Richard Bradford, author of this Guide and co‐editor of the series of which it is a part, notes that each volume in the series “offers the reader a comprehensive account of the featured author’s life, or his or her writing and of the ways in which his or her works have been interpreted by literary critics”. Each of the books, including this one, follows a similar tripartite pattern: Part I presents the featured author’s “Life and Contexts”. Part II focuses on his or her most important works, discussed from a literary‐historical perspective, and Part III offers an account of the critical responses generated by that author’s work. The series’ rather high reaching goal is “to equip you [the reader] with all the knowledge you need to make your own new readings of crucial literary texts”.
In this particular volume, Bradford works dextrously back and forth in situating Milton’s life and works within the framework of seventeenth‐century socio‐political history and religious controversy. Thus Part I explores chronologically Milton’s life in the context of post‐Reformation Anglican and Puritanism developments, the English Civil War (prior, during, after) and Continental responses to it, and the intellectual movements to which Milton responded as well as contributed. In detailing that life, Bradford notes briefly the particular poetry or prose Milton created at that time, suggesting that the literary output, both fiction and non‐fiction, resulted from Milton’s responses to specific conditions, situations and events. The emphasis in Part I is on the prose works and pamphlets, most of which were produced during the 1640s and 1650s.
Part II treats Milton’s English Poetry, using the chronology developed (1968) by Carey and Fowler (the non‐English poems are referred to in Part I). The poems are dealt with as “Early Poems”, “Political Poems”, “Tragic and Epic Poetry” (Samson Agonistes, Paradise Lost and Paradise Regained). Each “analysis” provides some background information, some commentary, and occasionally some notes to connect one work with another. Bradford frequently links the so‐called “minor” poetry with Paradise Lost.

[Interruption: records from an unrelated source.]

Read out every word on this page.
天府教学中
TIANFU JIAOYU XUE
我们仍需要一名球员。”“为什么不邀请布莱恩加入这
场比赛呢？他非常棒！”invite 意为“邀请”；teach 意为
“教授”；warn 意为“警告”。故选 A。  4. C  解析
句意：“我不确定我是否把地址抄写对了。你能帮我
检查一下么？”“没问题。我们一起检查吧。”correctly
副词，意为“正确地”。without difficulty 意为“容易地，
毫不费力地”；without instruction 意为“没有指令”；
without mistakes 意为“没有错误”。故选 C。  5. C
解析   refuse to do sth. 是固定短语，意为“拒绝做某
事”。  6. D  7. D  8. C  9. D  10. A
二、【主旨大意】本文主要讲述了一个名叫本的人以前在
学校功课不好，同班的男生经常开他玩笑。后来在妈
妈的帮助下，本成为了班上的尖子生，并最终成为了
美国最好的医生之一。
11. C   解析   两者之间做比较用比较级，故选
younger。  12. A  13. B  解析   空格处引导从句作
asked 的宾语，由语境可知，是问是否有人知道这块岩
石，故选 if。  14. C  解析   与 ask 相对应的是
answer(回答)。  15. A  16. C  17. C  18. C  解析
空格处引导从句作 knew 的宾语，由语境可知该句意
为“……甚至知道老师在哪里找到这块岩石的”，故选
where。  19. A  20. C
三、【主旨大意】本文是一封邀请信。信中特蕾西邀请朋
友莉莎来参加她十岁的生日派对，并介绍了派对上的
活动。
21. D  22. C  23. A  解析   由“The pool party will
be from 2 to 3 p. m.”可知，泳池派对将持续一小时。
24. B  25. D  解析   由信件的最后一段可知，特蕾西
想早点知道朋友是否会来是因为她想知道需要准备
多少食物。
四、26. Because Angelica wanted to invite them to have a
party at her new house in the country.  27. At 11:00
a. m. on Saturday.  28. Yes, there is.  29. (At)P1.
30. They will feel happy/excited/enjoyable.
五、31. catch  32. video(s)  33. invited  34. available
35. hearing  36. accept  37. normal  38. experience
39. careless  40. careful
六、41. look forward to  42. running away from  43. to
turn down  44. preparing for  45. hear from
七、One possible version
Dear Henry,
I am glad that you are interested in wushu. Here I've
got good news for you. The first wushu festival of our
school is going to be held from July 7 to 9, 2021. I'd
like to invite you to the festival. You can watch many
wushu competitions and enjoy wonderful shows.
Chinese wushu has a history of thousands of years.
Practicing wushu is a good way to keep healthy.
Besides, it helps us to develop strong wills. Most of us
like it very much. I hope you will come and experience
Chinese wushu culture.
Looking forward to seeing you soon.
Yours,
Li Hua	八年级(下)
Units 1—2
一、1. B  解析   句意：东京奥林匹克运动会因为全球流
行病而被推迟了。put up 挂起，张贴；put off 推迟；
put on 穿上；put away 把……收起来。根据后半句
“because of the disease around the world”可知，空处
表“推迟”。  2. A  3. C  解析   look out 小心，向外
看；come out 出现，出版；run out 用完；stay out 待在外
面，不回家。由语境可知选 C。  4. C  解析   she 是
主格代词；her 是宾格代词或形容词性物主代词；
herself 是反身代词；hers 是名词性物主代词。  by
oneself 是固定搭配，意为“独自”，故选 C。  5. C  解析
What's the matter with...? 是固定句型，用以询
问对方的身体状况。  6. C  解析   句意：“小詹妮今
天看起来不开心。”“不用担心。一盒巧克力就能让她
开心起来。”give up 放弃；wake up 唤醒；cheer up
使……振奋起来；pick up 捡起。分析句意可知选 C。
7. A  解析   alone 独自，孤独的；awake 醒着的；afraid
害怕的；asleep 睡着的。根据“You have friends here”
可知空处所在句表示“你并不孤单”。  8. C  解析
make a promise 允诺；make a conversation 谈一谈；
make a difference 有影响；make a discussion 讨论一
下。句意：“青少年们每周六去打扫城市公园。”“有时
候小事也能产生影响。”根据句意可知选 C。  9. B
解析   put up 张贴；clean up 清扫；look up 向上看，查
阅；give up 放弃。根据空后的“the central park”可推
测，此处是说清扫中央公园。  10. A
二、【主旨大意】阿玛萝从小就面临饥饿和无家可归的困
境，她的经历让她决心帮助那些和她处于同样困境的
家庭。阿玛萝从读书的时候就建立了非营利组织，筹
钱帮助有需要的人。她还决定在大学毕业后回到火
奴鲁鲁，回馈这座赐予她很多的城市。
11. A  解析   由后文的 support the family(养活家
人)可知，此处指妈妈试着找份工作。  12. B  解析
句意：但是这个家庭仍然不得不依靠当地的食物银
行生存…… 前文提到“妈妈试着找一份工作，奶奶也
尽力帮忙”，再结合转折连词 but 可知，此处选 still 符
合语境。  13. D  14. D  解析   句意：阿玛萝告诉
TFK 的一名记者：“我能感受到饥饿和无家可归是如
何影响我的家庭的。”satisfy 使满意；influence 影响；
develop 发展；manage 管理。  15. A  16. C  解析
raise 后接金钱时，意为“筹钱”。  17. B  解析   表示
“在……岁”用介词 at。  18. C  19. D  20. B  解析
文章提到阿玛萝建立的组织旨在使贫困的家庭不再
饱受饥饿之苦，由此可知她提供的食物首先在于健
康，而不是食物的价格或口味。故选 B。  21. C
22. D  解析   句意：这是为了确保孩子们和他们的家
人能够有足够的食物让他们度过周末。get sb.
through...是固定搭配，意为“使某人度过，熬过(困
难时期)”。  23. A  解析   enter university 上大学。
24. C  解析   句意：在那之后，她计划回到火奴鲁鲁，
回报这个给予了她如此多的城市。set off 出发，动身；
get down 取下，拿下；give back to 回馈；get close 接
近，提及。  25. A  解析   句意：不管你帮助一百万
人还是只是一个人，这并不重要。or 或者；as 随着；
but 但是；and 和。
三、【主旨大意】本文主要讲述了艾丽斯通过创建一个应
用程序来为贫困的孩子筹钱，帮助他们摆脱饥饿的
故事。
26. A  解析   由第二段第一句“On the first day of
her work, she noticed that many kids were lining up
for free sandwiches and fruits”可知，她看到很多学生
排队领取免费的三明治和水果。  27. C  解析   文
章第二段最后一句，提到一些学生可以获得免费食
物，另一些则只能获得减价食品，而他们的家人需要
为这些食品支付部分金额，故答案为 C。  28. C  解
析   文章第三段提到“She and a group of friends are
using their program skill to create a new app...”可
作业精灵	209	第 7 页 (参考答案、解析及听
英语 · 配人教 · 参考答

Just as frequently, and somewhat disconcertingly, he inserts opinions that distract from otherwise objective examination, such as when he says of Sonnet IX that “its closing lines, at least for many modern readers, are nauseating”, or that the “Piedmont” sonnet “comes very close to the appropriation of an act of genocide as shamelessly political rhetoric”.
The ambitious last part of the book provides a guide through three hundred years of Milton criticism and offers Bradford’s comments on “why critical disagreements have arisen and how a critic’s political‐cultural affiliations and circumstances can affect [his or her] perspectives and opinions”. As in the previous parts of the book, Bradford proceeds chronologically through the materials, dealing first with the Seventeenth and Eighteenth centuries, the Romantics, the Victorian critics, and Modern critics; this last section is subdivided into sections on “Lewis, Empson and the pre‐theory critics”, “Feminist criticism”, “History and politics”, Psychoanalysis”, and “Poststructuralism and deconstruction”. This part concludes with a list of further readings that variously extend aspects of the critical fields dealt with above, or that (somewhat confusingly) “provide detailed accounts of contextual and peripheral issues, and offer introductory guides”. Among the topics dealt with are “Theology and religion”, “Style and form”, “Context and politics”, and “Student‐targeted surveys, reference books and collections”. A summarised chronology of Milton’s life, a Bibliography of over 125 related works, and a detailed, useful index conclude the book.
Bradford’s Complete Critical Guide to John Milton will be useful to undergraduate and graduate students new to a study of Milton, and especially so for any readers who wish to explore a writer within his or her historical setting. Despite the minor objections noted above, this is a readable, useful, often‐insightful Guide that will be well received by students and many teachers.